Strategic roles for AI and Data services
Strategic AI and Data services require explicit role design beyond “data science teams,” typically anchored by a Head of Data & AI Platforms (or CDO-equivalent) working in lockstep with the AI Head. Core responsibilities include establishing a data-product operating model (domain ownership, stewardship, SLAs), defining reference architectures with the Executive Architect, and institutionalizing DataOps/MLOps (CI/CD for pipelines, feature stores, model registries, monitoring, retraining triggers). The function governs end-to-end data lifecycle controls, ingestion, quality, lineage, metadata, retention and ensures interoperability via canonical models, APIs, and event streams.
Necessity in Modern Environments
As AI scales, value depends on repeatable platforms and decision rights: federated governance, standardized KPIs (data freshness, model drift, cost-to-serve), and portfolio prioritization with the Head of Strategic Initiatives. The Engineering Head operationalizes platform reliability (SRE practices), while the AI Head enforces model lifecycle controls and model risk segmentation, enabling measurable outcomes without accumulating hidden data/technical debt.
Reshaping roles in Security, Privacy and Compliance
Security, Privacy, and Compliance roles must shift from gatekeeping to embedded control engineering. A modern structure pairs a Head of Cybersecurity Engineering with a Privacy Engineering Lead and GRC/Assurance Lead, aligned to product and platform teams. Responsibilities include implementing zero trust (identity-centric access, continuous verification), secure SDLC (threat modeling, SAST/DAST, supply-chain controls/SBOM, secrets management), and policy-as-code guardrails integrated into CI/CD and cloud landing zones.
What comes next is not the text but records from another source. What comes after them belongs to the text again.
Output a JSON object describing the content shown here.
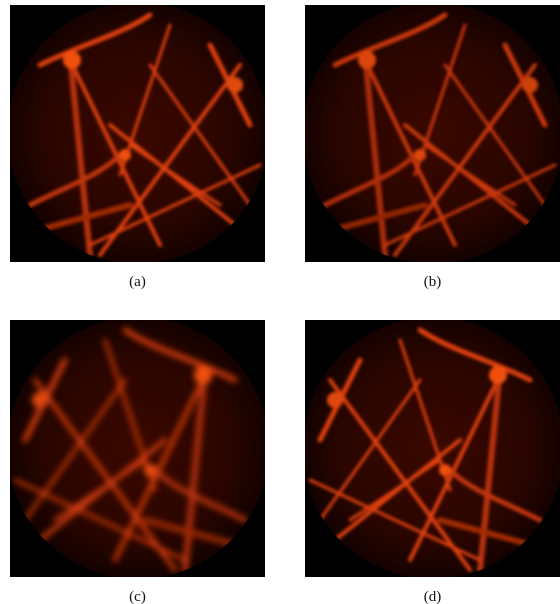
{
  "panels": [
    {
      "label": "(a)"
    },
    {
      "label": "(b)"
    },
    {
      "label": "(c)"
    },
    {
      "label": "(d)"
    }
  ]
}
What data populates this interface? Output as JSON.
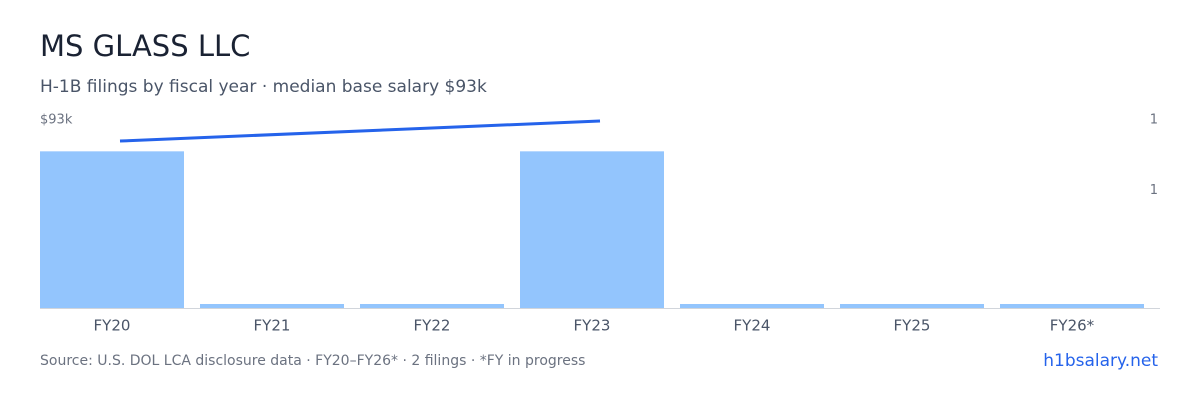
{
  "chart_data": {
    "type": "bar",
    "title": "MS GLASS LLC",
    "subtitle": "H-1B filings by fiscal year · median base salary $93k",
    "categories": [
      "FY20",
      "FY21",
      "FY22",
      "FY23",
      "FY24",
      "FY25",
      "FY26*"
    ],
    "series": [
      {
        "name": "Filings",
        "type": "bar",
        "color": "#93c5fd",
        "axis": "y2",
        "values": [
          1,
          0,
          0,
          1,
          0,
          0,
          0
        ]
      },
      {
        "name": "Median base salary",
        "type": "line",
        "color": "#2563eb",
        "axis": "y",
        "x": [
          "FY20",
          "FY23"
        ],
        "values": [
          82600,
          92500
        ]
      }
    ],
    "ylim": [
      0,
      93000
    ],
    "yticks": [
      {
        "value": 93000,
        "label": "$93k"
      }
    ],
    "y2lim": [
      0,
      1.2
    ],
    "y2ticks": [
      {
        "value": 0.75,
        "label": "1"
      },
      {
        "value": 1.2,
        "label": "1"
      }
    ],
    "grid": false,
    "source": "Source: U.S. DOL LCA disclosure data · FY20–FY26* · 2 filings · *FY in progress",
    "link": "h1bsalary.net"
  }
}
For AI, controls extend to model risk management: data provenance, adversarial testing, prompt/instruction hardening, abuse monitoring, and audit-ready traceability of training/inference inputs.
Necessity in Modern Environments
Regulatory and reputational risk increases with cloud, APIs, and AI-driven automation; therefore, governance must be measurable and automatable. Executive Architects define security reference patterns; Engineering Heads enforce remediation SLAs; AI Heads co-own ethical/responsible AI controls; Heads of Strategic Initiatives ensure control assurance is planned into transformation roadmaps, reducing cycle time while improving compliance evidence quality.
Conclusion
The rise of new age technology roles signals a profound shift in how IT organisations operate and deliver value. By embracing these roles and fostering the convergence of people and technology management, enterprises can unlock new levels of innovation, agility, and resilience. For IT leaders, the imperative is clear: continually evolve, invest in talent, and build adaptable structures to navigate the complexities of the digital age. Those who do will be well-positioned to lead their organisations into a future defined by technological excellence and strategic foresight.
Together, these roles formalise decision rights across architecture, engineering, data/AI, and risk, reducing friction while scaling innovation through measurable governance and repeatable delivery mechanisms.